Can anyone tell me who was responsible for putting the books of the bible in the order they currently appear? Where they always in this order or have they changed. What about the old testament?

Thanks

Most likely the councils that assembled the Bible put them together in chronological order.

An excellent question! I’d like to know the answer too.

I was just reading something and it mentioned in two sentences "Council of Trent (1545-1563). If anyone can confirm this, please do so. Thanks in advance.

The Synoptic Gospels (Mathew, Mark, Luke) are in the order that early church thought they had been written. In fact it is most likely that Mark was written first. Mark was secretary to St. Peter in Rome and so it is reasonable to assume that what we have in Mark is the reminisces of St. Peter himself shortly before his martyrdom in 64 or 65 AD. John was written, at the latest by 90 AD and was the last Gospel.

In fact Galatians (I think) was the first written contribution to what would become the NT, in 49 AD. With the question mark of Hebrews (which is not by St. Paul) as the exception, all the Epistles were collected and were being disseminated among the early Christian churches by 70 AD.

Revelations (or Apocalypse) was written and being distributed before 110 AD.

So the Canon, with a few small exceptions, was complete within the first 100 years of the Christian Church. The next 100 or so years saw additions and exceptions but the Canon was prettty fixed before the first Church Council at Niceae in 325. It was confirmed at Hippo in 397 (I think).

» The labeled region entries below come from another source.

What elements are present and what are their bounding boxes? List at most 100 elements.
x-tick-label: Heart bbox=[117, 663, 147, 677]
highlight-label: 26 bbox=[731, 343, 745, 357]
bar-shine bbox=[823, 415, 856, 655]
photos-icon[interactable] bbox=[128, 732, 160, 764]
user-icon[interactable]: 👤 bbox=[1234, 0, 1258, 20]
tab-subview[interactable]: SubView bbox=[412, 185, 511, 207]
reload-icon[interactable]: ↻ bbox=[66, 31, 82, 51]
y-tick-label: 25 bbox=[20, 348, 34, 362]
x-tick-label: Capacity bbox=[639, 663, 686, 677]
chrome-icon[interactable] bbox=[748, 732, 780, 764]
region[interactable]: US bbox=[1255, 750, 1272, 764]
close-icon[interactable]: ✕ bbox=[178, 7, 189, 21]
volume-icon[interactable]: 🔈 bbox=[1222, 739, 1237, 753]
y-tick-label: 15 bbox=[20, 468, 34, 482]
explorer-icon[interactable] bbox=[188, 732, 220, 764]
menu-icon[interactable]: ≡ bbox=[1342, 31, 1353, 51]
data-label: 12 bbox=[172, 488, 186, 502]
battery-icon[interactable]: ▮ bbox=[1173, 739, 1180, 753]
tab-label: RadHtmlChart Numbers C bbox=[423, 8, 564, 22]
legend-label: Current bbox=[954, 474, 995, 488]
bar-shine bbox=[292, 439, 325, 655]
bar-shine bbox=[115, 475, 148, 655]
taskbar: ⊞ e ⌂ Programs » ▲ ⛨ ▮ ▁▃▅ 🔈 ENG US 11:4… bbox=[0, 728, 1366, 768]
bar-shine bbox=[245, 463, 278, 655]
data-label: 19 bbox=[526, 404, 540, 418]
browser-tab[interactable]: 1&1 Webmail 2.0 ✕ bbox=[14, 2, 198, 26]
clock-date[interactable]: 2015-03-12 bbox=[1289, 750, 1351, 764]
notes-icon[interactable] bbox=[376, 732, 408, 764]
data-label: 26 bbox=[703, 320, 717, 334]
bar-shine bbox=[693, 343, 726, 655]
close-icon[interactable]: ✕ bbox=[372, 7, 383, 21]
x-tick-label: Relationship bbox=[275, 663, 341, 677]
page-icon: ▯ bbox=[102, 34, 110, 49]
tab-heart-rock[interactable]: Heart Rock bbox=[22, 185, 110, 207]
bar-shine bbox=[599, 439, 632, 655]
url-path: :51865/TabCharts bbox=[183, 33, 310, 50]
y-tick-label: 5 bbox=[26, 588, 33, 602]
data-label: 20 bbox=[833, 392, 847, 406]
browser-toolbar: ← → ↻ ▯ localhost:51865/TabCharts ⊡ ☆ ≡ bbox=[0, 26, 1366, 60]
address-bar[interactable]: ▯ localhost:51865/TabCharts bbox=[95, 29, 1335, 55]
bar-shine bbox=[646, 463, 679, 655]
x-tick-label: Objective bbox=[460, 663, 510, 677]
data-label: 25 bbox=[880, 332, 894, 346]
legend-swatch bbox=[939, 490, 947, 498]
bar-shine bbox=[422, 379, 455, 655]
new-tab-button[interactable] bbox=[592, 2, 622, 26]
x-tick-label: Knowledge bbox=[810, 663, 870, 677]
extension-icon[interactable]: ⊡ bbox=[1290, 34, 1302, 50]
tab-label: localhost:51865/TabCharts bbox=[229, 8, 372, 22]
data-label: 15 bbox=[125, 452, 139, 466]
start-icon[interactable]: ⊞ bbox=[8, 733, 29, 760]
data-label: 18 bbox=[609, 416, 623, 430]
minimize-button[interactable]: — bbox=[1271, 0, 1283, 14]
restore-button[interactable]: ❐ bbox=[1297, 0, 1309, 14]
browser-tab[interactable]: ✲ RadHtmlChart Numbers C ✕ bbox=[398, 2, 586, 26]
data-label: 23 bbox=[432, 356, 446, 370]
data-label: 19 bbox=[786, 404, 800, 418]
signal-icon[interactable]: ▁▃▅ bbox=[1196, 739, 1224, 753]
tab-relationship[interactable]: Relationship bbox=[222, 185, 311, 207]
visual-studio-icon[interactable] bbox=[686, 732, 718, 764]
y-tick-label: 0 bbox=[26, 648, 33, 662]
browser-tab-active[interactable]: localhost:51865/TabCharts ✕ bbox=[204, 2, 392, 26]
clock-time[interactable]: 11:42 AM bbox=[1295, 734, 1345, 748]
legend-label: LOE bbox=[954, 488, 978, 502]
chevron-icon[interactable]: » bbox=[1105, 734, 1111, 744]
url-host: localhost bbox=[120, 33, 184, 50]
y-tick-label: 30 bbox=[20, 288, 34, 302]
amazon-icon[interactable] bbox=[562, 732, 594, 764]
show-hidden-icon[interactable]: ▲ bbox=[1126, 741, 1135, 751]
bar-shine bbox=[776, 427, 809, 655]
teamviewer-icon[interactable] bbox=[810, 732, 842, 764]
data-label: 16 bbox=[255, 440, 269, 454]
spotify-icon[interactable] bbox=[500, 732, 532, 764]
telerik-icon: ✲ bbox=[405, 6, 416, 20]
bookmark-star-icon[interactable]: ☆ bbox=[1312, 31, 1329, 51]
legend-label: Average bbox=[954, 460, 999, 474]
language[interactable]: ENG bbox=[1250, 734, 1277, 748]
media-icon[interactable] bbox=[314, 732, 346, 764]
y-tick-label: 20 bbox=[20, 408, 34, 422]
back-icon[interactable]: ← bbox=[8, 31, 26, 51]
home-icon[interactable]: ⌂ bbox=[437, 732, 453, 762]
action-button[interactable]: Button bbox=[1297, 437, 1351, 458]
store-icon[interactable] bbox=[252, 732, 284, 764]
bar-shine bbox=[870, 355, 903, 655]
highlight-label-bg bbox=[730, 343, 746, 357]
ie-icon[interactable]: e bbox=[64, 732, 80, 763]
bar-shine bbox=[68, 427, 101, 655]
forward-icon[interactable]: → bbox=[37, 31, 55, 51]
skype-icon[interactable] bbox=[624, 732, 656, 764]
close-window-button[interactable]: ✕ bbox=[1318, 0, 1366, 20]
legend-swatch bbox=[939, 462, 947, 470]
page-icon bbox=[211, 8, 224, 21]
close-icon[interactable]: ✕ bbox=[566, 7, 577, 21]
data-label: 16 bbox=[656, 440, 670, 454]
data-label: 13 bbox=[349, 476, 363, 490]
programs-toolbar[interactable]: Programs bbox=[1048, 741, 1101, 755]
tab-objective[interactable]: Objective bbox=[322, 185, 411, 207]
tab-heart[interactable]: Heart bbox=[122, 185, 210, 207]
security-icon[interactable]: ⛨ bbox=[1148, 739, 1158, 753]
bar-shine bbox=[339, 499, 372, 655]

Because Luther and the other Protestant ‘reformers’ cast doubt on several books of the OT and the NT, Holy Mother Church in Council at Trent felt it necessary to reaffirm what the Canon was but it was not changed or altered from what it had always been since before the time of St. Jerome.

[quote=Cockney Clive]Because Luther and the other Protestant ‘reformers’ cast doubt on several books of the OT and the NT, Holy Mother Church in Council at Trent felt it necessary to reaffirm what the Canon was but it was not changed or altered from what it had always been since before the time of St. Jerome.
[/quote]

Don’t forget Erasmus, the great Cajetan, and the papal legate Cardinal Seripando- This cardinal was “aligned with the leaders of a minority that was outstanding for its theological scholarship” at Trent according to Catholic historian Hubert Jedin. All these Catholic men expressed “doubt” on particular books.